Qualification A) The family is Native American. Does this change your response? Does this change your thoughts on why you would or would not respond?
#2. You are standing at a bus stop along a fairly busy street near campus. Beside you are a husband and wife and their two young children. As you are waiting for the bus, one of the children waves at a homeless man sitting on a near-by bus bench. The father gently, but firmly admonishes the child for initiating contact with the homeless man, saying "people like that are dirty, and choose to be that way because they are lazy. We shouldn't make contact with them. Just pretend as though they are not there." What do you, as a bystander, do?
#3. You are standing at a bus stop along a fairly busy street near campus. Beside you are a husband and wife and their two young children. As you are waiting for the bus, one of the children waves at a homeless man sitting on a near-by bus bench. The father gently, but firmly admonishes the child for initiating contact with the homeless man, saying "our God has a special place for everyone in this world, and that man's place is not our own, so do not draw attention to this man and shame him for being something he is blessed to be." What do you, as a bystander, do?
#4. You have assigned a paper to students with a topic of "something that annoys you." One student writes in her essay that she is annoyed when poor people ask her for money when she is downtown. She then goes on to say that poor people are poor because they deserve to be, and if they'd just get a job, they wouldn't have to panhandle. What, as an instructor, is your response?

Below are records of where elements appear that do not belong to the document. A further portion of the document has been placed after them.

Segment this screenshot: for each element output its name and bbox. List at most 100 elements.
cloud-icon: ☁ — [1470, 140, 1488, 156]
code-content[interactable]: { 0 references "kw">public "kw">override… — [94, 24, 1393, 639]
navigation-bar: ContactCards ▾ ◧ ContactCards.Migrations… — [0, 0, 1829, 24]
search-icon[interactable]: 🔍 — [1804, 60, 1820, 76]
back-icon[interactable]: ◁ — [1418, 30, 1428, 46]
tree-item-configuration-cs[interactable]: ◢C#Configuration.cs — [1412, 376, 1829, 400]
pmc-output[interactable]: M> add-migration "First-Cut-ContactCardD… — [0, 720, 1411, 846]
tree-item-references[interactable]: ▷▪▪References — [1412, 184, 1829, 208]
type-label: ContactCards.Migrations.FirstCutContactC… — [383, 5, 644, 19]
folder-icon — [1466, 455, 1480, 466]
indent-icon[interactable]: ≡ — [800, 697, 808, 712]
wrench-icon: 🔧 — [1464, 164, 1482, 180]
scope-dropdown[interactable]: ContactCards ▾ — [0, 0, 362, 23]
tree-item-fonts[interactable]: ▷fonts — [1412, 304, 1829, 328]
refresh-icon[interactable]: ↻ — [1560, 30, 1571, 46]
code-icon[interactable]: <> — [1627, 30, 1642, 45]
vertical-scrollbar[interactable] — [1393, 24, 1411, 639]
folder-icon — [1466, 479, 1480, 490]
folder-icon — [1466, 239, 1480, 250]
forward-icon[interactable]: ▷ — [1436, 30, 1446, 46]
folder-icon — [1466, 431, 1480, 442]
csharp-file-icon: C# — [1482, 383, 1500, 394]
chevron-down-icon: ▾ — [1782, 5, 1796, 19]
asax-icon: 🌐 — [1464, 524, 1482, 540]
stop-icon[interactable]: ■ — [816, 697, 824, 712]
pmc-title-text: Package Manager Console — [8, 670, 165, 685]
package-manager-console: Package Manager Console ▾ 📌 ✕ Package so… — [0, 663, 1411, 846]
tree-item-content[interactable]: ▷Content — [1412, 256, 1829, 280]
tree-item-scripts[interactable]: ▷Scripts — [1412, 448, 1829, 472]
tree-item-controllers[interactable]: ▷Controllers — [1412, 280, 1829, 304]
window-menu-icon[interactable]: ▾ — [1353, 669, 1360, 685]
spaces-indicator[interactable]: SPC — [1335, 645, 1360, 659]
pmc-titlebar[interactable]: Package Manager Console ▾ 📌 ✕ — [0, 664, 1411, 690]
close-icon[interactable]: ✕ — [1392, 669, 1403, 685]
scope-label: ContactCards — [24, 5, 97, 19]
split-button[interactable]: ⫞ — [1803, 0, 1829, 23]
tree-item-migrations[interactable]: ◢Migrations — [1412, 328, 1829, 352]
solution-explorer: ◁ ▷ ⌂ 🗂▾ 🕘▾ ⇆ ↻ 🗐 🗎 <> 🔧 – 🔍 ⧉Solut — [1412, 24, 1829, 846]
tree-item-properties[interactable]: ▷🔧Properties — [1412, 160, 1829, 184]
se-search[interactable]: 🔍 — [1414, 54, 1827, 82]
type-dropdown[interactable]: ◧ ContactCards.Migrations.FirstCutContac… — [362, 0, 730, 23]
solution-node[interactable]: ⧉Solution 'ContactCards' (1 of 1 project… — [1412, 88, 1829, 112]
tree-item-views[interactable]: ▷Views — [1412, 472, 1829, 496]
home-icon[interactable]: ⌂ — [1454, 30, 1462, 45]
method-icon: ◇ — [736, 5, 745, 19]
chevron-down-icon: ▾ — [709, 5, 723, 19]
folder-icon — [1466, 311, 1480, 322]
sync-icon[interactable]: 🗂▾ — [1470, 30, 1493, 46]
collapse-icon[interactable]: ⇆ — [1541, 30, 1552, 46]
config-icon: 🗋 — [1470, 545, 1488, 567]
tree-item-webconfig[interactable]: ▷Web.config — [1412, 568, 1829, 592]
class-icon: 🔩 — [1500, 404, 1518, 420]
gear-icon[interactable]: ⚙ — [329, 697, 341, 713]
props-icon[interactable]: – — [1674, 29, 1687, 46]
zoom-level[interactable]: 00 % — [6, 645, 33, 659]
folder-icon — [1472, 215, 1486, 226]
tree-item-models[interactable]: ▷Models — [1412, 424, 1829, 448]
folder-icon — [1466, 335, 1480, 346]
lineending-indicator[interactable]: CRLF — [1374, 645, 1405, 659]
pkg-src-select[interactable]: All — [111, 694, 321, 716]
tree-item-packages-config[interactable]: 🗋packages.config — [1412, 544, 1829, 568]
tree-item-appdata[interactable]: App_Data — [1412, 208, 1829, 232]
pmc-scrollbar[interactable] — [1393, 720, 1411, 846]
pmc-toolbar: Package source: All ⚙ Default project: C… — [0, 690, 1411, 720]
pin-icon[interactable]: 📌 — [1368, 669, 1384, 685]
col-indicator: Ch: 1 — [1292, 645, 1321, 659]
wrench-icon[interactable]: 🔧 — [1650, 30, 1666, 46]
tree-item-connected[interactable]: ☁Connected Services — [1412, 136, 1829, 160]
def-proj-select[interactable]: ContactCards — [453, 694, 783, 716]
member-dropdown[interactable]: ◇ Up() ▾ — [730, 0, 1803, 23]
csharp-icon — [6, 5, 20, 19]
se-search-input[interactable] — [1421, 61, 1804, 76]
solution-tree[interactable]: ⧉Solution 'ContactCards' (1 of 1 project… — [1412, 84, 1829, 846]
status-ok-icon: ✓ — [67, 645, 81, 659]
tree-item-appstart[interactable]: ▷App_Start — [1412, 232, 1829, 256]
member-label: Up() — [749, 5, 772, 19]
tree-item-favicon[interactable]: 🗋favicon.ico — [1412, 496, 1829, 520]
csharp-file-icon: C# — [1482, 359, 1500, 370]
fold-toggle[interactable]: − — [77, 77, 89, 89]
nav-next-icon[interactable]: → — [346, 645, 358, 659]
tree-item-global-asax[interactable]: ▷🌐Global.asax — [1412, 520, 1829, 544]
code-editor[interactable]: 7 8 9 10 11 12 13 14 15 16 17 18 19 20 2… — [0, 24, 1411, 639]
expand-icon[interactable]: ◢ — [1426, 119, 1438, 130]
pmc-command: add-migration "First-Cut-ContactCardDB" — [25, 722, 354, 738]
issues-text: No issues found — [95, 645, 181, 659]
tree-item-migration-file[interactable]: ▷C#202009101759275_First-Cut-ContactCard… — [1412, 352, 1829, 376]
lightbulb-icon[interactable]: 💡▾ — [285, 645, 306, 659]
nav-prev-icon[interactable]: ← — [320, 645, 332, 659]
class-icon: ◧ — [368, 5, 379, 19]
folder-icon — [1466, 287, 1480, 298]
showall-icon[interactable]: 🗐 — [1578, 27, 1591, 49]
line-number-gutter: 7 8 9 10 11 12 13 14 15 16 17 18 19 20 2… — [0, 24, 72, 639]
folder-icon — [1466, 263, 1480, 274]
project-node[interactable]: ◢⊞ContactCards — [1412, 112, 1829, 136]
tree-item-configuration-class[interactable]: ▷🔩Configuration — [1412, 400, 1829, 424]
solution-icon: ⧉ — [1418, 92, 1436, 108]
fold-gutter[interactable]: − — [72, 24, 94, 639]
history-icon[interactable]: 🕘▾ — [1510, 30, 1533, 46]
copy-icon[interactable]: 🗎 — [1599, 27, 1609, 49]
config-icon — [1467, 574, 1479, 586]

#5. You have assigned a paper to students with a topic of "something that annoys you." One student writes in her essay that she is annoyed when poor people ask her for money when she is downtown. She then goes on to state her belief that poor people are poor because they are destined to be poor by a higher power, one that they cannot change. So asking for money is attempting to circumvent their divine role in life. What, as an instructor, is your response?
How we respond to each of these prompts says something not only of our own values, but how we believe our values to exist in relation to values that may not be our own. There is something here that has something to do with teaching as a means to acculturate students to a specific set of morals and values, but I don't quite know what it all means yet.